Stuart Wilson is CEO of Air Group
‘Expect the unexpected’ is a mantra you tend to hear a lot in business, along with the phrase, ‘fail to prepare, prepare to fail’.
These clichés are trotted out regularly and while I suppose there’s an element of truth to them, they don’t really cut the mustard when you come across a truly unexpected event, or a situation which seems impossible to prepare for.
Market downturns are a natural part of our existence in financial services, particularly in the housing and mortgage markets. Those of us who are long enough in the tooth are acutely aware of this, and it therefore pays to be ready for the next hit.
That said, few would have kicked off 2020 anticipating anything like the situation we now find ourselves in.
Even those who follow world events closely might not have been truly aware of what an outbreak of a particular virus in Wuhan, China would eventually mean first globally, and then specifically in terms of the health of our nation and our economy.
For those who did anticipate what followed, I salute you for being far and away ahead of the curve on this one. Yet I suspect whatever you did to prepare, apart from perhaps ensuring that your business had as much cash in reserve as possible, would never have 100% protected you against the lockdown, what it has meant for our sector and our ability to provide advice, and the impact it would have on lenders and providers.
In that sense, we’ve had to be reactive to what has happened, and from an equity release sector point of view, I couldn’t be more proud of the efforts that have been made to keep business flowing, keep on advising clients and maintain the quality of advice standards that are required by our regulators and trade associations.
It was never going to be easy, particularly given the reliance on face-to-face advice with clients, not just from a financial perspective but also for ensuring independent legal advice.
To that end, the Equity Release Council (ERC) moved incredibly quickly to temporarily revise its rules about face-to-face meetings with solicitors, acknowledging that without a change there would be no hope of getting cases through. Our providers were also able to make some rapid changes to criteria requirements, perhaps most notably in the area of valuations, where the lockdown has – for the most part – put a temporary stop to physical valuations.
Normally, in-person valuations are a highly important part of the lending process, but we have now shifted to a situation where (at the time of writing) almost all equity release providers are accepting either desktop or semi-automated valuations.
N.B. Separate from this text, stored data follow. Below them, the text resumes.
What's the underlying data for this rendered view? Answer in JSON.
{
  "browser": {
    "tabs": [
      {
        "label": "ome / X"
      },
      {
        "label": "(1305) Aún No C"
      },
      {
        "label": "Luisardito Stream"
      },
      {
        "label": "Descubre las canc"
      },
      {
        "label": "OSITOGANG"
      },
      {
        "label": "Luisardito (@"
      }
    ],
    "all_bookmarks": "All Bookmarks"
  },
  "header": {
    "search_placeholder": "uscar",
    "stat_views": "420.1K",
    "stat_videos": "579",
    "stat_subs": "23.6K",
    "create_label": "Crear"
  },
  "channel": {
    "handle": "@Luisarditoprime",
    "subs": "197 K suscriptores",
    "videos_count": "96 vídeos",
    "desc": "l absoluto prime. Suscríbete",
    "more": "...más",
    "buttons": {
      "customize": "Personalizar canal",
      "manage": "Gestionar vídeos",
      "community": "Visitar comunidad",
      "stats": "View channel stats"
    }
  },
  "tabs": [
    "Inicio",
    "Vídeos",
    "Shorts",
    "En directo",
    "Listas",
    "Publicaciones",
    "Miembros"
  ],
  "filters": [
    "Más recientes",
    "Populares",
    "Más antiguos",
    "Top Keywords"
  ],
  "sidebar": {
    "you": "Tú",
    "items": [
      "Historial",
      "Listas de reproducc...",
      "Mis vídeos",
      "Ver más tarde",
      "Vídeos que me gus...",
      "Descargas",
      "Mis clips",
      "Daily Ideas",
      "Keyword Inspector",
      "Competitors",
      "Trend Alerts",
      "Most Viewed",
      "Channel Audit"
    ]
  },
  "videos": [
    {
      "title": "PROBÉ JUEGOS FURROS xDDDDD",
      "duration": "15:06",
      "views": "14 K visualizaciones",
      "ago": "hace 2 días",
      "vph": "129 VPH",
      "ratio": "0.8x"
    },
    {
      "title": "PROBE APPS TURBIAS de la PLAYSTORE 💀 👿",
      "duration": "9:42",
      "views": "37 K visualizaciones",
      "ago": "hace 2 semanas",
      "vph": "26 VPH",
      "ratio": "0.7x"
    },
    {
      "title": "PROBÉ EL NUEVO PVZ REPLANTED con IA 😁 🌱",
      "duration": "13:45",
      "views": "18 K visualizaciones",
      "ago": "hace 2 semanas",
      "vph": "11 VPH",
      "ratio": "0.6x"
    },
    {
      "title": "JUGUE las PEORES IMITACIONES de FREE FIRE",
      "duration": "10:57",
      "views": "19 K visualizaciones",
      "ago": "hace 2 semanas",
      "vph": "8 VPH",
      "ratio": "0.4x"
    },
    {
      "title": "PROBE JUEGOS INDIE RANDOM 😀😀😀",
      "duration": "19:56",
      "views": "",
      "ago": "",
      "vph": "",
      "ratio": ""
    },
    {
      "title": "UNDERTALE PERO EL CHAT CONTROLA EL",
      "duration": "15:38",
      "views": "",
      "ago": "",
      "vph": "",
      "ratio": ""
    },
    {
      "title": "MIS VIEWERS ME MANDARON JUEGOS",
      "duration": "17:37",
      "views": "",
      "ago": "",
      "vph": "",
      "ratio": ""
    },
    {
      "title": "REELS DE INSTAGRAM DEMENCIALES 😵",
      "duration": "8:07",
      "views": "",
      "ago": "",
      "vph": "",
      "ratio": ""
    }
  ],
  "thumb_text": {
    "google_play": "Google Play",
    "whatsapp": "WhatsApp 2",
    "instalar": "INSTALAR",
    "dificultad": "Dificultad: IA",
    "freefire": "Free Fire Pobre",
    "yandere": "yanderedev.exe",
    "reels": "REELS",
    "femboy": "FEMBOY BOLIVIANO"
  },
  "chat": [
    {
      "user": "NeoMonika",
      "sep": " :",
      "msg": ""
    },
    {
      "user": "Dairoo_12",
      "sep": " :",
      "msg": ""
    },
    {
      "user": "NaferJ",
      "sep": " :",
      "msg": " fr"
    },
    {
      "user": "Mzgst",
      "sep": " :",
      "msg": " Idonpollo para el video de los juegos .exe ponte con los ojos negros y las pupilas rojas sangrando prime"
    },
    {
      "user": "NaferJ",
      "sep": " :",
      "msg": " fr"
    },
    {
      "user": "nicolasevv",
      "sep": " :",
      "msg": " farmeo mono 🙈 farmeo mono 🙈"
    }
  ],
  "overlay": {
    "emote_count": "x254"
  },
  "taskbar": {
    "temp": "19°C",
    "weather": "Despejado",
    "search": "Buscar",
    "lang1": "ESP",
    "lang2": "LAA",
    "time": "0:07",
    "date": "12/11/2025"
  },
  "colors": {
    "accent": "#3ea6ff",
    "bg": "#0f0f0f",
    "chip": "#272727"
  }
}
That constitutes a major step change over the past few weeks, and is a rapidly introduced amendment from providers which will allow equity release business to continue to be written, rather than us looking down the barrel of a stalled marketplace throughout the entire, indefinite lockdown period.
It’s this ability to react quickly that is hopefully allowing advisers to continue working with clients, providing advice, and placing cases.
Communication across the piece has been absolutely key, whether it’s advisers continuing to converse regularly with their clients, organisations like ourselves offering information and support via our coronavirus hub and updating our sourcing system quickly, or providers similarly offering a range of resources, whether specifically work-related, or more general insights into how to work remotely during this period.
There’s also been a recognition of what advisers are currently going through in terms of potential cashflow issues, coupled with the continued need to have access to the best commercial terms and the very latest information.
We’ve been fortunate to work with two academy ambassador firms, Canada Life and more2life, which have agreed to cover the membership fees of all our advisory academy member firms during the lockdown period. While the cost of these fees is not going to make or break an advisory firm, it’s important we do all we can to help.
This is another example of equity release stakeholders all working together in order to keep activity levels up, and to ensure that consumers continue to have access to high quality advice in this area.
It’s impossible to predict what might happen next, but in our reactions to this crisis we can definitely ensure the best possible advice environment right now. We can also do whatever we can to get back to normality quicker, while providing advisers with everything they need to hit the ground running as soon as the lockdown is relaxed.
I think we all appreciate that this is going to be a longer haul than some might have initially anticipated, but the later life lending sector is showing resilience in the face of adversity, and we will continue to work together to support all stakeholders.